As we wait for the Supreme Court to rule later this month on the constitutionality of health care reform, Obama’s signature legislative achievement, it is worth pondering whether a more incremental approach by the president would have made more political sense. Throughout the 2008 campaign, Obama, to his credit, made clear to the voters that revamping the health care system would be a major priority.

But in his public rhetoric, Obama never said a federal mandate would be at the center of his health-care plan. During the Democratic presidential primaries, Obama even attacked Hillary Clinton for championing a legal requirement that every American have health insurance. (Needless to say, Obama’s turnabout is more than matched by Romney’s amnesiac approach to the health care mandate that he enacted as Massachusetts governor.)

My point is not to create a false equivalence between Obama and Walker, who spurned traditional norms of governing as soon as he took office in Wisconsin.
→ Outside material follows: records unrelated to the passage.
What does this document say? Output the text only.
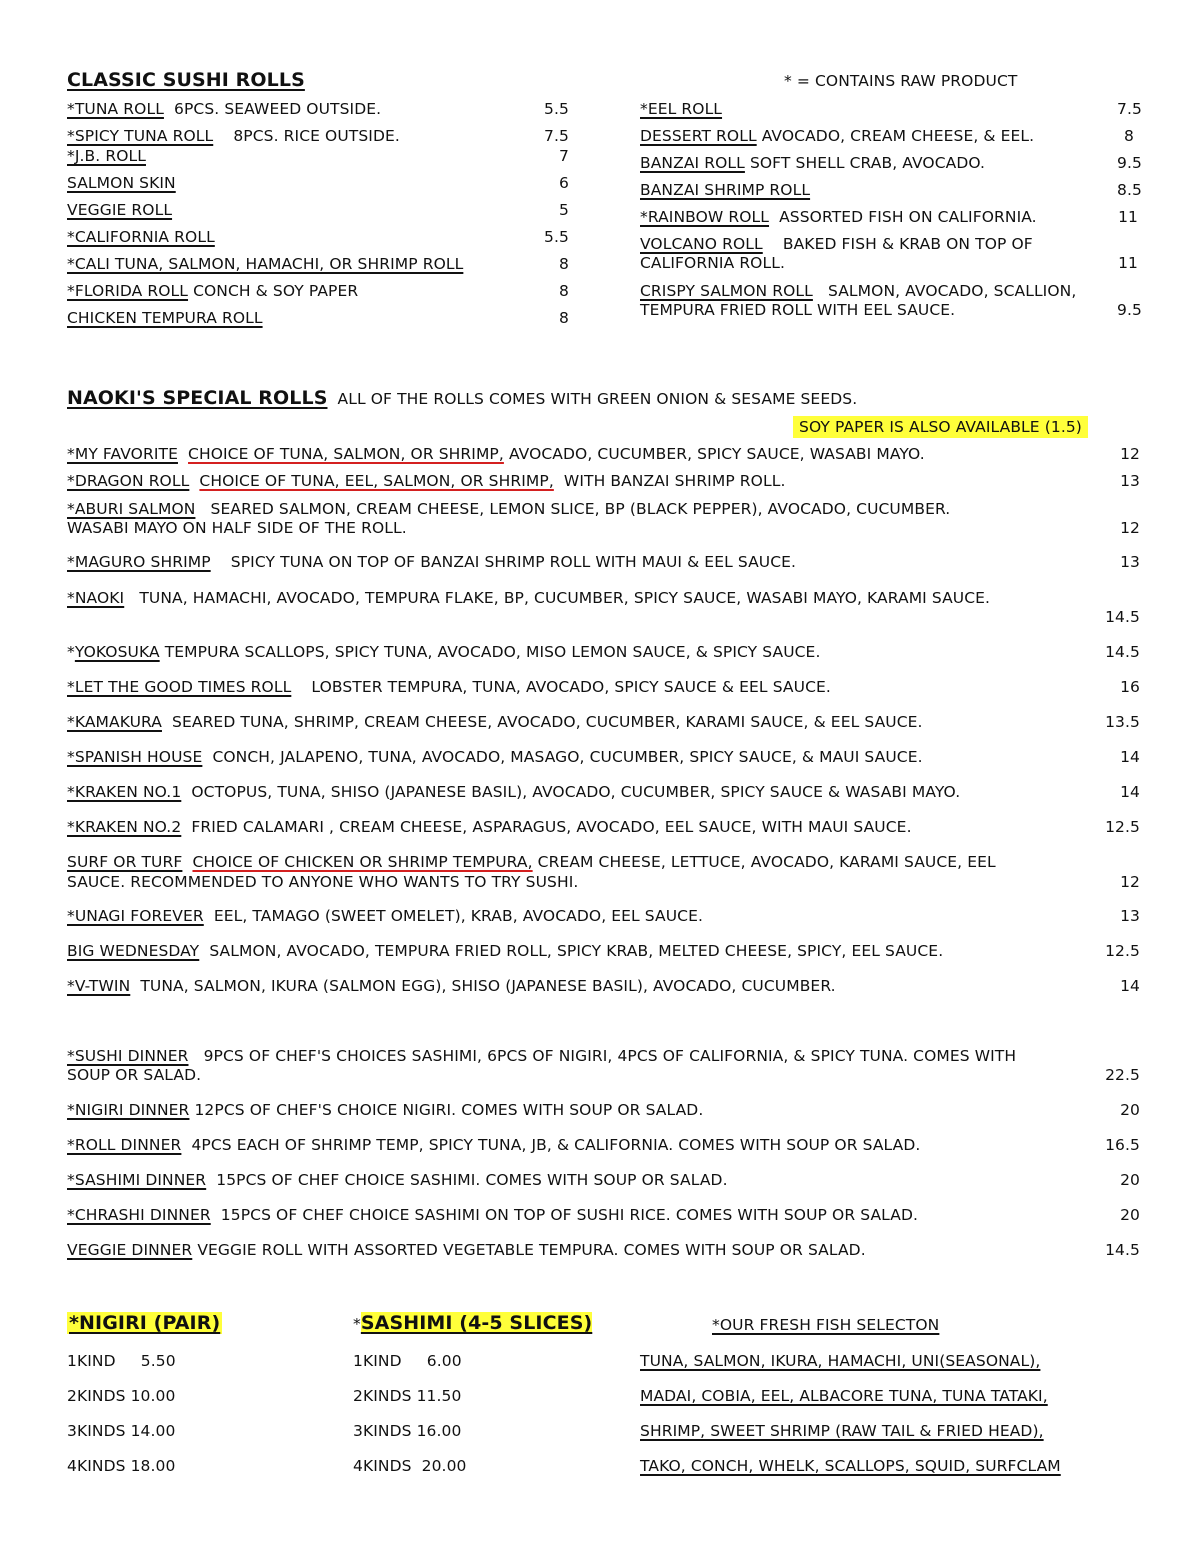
CLASSIC SUSHI ROLLS	* = CONTAINS RAW PRODUCT
*TUNA ROLL 6PCS. SEAWEED OUTSIDE.	5.5
*SPICY TUNA ROLL 8PCS. RICE OUTSIDE.	7.5
*J.B. ROLL	7
SALMON SKIN	6
VEGGIE ROLL	5
*CALIFORNIA ROLL	5.5
*CALI TUNA, SALMON, HAMACHI, OR SHRIMP ROLL	8
*FLORIDA ROLL CONCH & SOY PAPER	8
CHICKEN TEMPURA ROLL	8
*EEL ROLL	7.5
DESSERT ROLL AVOCADO, CREAM CHEESE, & EEL.	8
BANZAI ROLL SOFT SHELL CRAB, AVOCADO.	9.5
BANZAI SHRIMP ROLL	8.5
*RAINBOW ROLL ASSORTED FISH ON CALIFORNIA.	11
VOLCANO ROLL BAKED FISH & KRAB ON TOP OF
CALIFORNIA ROLL.	11
CRISPY SALMON ROLL SALMON, AVOCADO, SCALLION,
TEMPURA FRIED ROLL WITH EEL SAUCE.	9.5
NAOKI'S SPECIAL ROLLS ALL OF THE ROLLS COMES WITH GREEN ONION & SESAME SEEDS.
SOY PAPER IS ALSO AVAILABLE (1.5)
*MY FAVORITE CHOICE OF TUNA, SALMON, OR SHRIMP, AVOCADO, CUCUMBER, SPICY SAUCE, WASABI MAYO.	12
*DRAGON ROLL CHOICE OF TUNA, EEL, SALMON, OR SHRIMP, WITH BANZAI SHRIMP ROLL.	13
*ABURI SALMON SEARED SALMON, CREAM CHEESE, LEMON SLICE, BP (BLACK PEPPER), AVOCADO, CUCUMBER.
WASABI MAYO ON HALF SIDE OF THE ROLL.	12
*MAGURO SHRIMP SPICY TUNA ON TOP OF BANZAI SHRIMP ROLL WITH MAUI & EEL SAUCE.	13
*NAOKI TUNA, HAMACHI, AVOCADO, TEMPURA FLAKE, BP, CUCUMBER, SPICY SAUCE, WASABI MAYO, KARAMI SAUCE.
14.5
*YOKOSUKA TEMPURA SCALLOPS, SPICY TUNA, AVOCADO, MISO LEMON SAUCE, & SPICY SAUCE.	14.5
*LET THE GOOD TIMES ROLL LOBSTER TEMPURA, TUNA, AVOCADO, SPICY SAUCE & EEL SAUCE.	16
*KAMAKURA SEARED TUNA, SHRIMP, CREAM CHEESE, AVOCADO, CUCUMBER, KARAMI SAUCE, & EEL SAUCE.	13.5
*SPANISH HOUSE CONCH, JALAPENO, TUNA, AVOCADO, MASAGO, CUCUMBER, SPICY SAUCE, & MAUI SAUCE.	14
*KRAKEN NO.1 OCTOPUS, TUNA, SHISO (JAPANESE BASIL), AVOCADO, CUCUMBER, SPICY SAUCE & WASABI MAYO.	14
*KRAKEN NO.2 FRIED CALAMARI , CREAM CHEESE, ASPARAGUS, AVOCADO, EEL SAUCE, WITH MAUI SAUCE.	12.5
SURF OR TURF CHOICE OF CHICKEN OR SHRIMP TEMPURA, CREAM CHEESE, LETTUCE, AVOCADO, KARAMI SAUCE, EEL
SAUCE. RECOMMENDED TO ANYONE WHO WANTS TO TRY SUSHI.	12
*UNAGI FOREVER EEL, TAMAGO (SWEET OMELET), KRAB, AVOCADO, EEL SAUCE.	13
BIG WEDNESDAY SALMON, AVOCADO, TEMPURA FRIED ROLL, SPICY KRAB, MELTED CHEESE, SPICY, EEL SAUCE.	12.5
*V-TWIN TUNA, SALMON, IKURA (SALMON EGG), SHISO (JAPANESE BASIL), AVOCADO, CUCUMBER.	14
*SUSHI DINNER 9PCS OF CHEF'S CHOICES SASHIMI, 6PCS OF NIGIRI, 4PCS OF CALIFORNIA, & SPICY TUNA. COMES WITH
SOUP OR SALAD.	22.5
*NIGIRI DINNER 12PCS OF CHEF'S CHOICE NIGIRI. COMES WITH SOUP OR SALAD.	20
*ROLL DINNER 4PCS EACH OF SHRIMP TEMP, SPICY TUNA, JB, & CALIFORNIA. COMES WITH SOUP OR SALAD.	16.5
*SASHIMI DINNER 15PCS OF CHEF CHOICE SASHIMI. COMES WITH SOUP OR SALAD.	20
*CHRASHI DINNER 15PCS OF CHEF CHOICE SASHIMI ON TOP OF SUSHI RICE. COMES WITH SOUP OR SALAD.	20
VEGGIE DINNER VEGGIE ROLL WITH ASSORTED VEGETABLE TEMPURA. COMES WITH SOUP OR SALAD.	14.5
*NIGIRI (PAIR)
1KIND     5.50
2KINDS 10.00
3KINDS 14.00
4KINDS 18.00
*SASHIMI (4-5 SLICES)
1KIND     6.00
2KINDS 11.50
3KINDS 16.00
4KINDS  20.00
*OUR FRESH FISH SELECTON
TUNA, SALMON, IKURA, HAMACHI, UNI(SEASONAL),
MADAI, COBIA, EEL, ALBACORE TUNA, TUNA TATAKI,
SHRIMP, SWEET SHRIMP (RAW TAIL & FRIED HEAD),
TAKO, CONCH, WHELK, SCALLOPS, SQUID, SURFCLAM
But it is telling that two of the most unpopular aspects of the Obama presidency (the overreach of the stimulus package and the health care mandate) went far beyond his 2008 campaign oratory.

The secret to political leadership—whether as a governor or in the Oval Office—is to trust the voters with the truth. That way an electoral mandate can mean something beyond an opportunity to assert power for the sake of asserting power. If Wisconsin can provide a lasting lesson in the dangers of political overreach, then maybe the partisan excess of the third recall election in American history was not entirely wasted.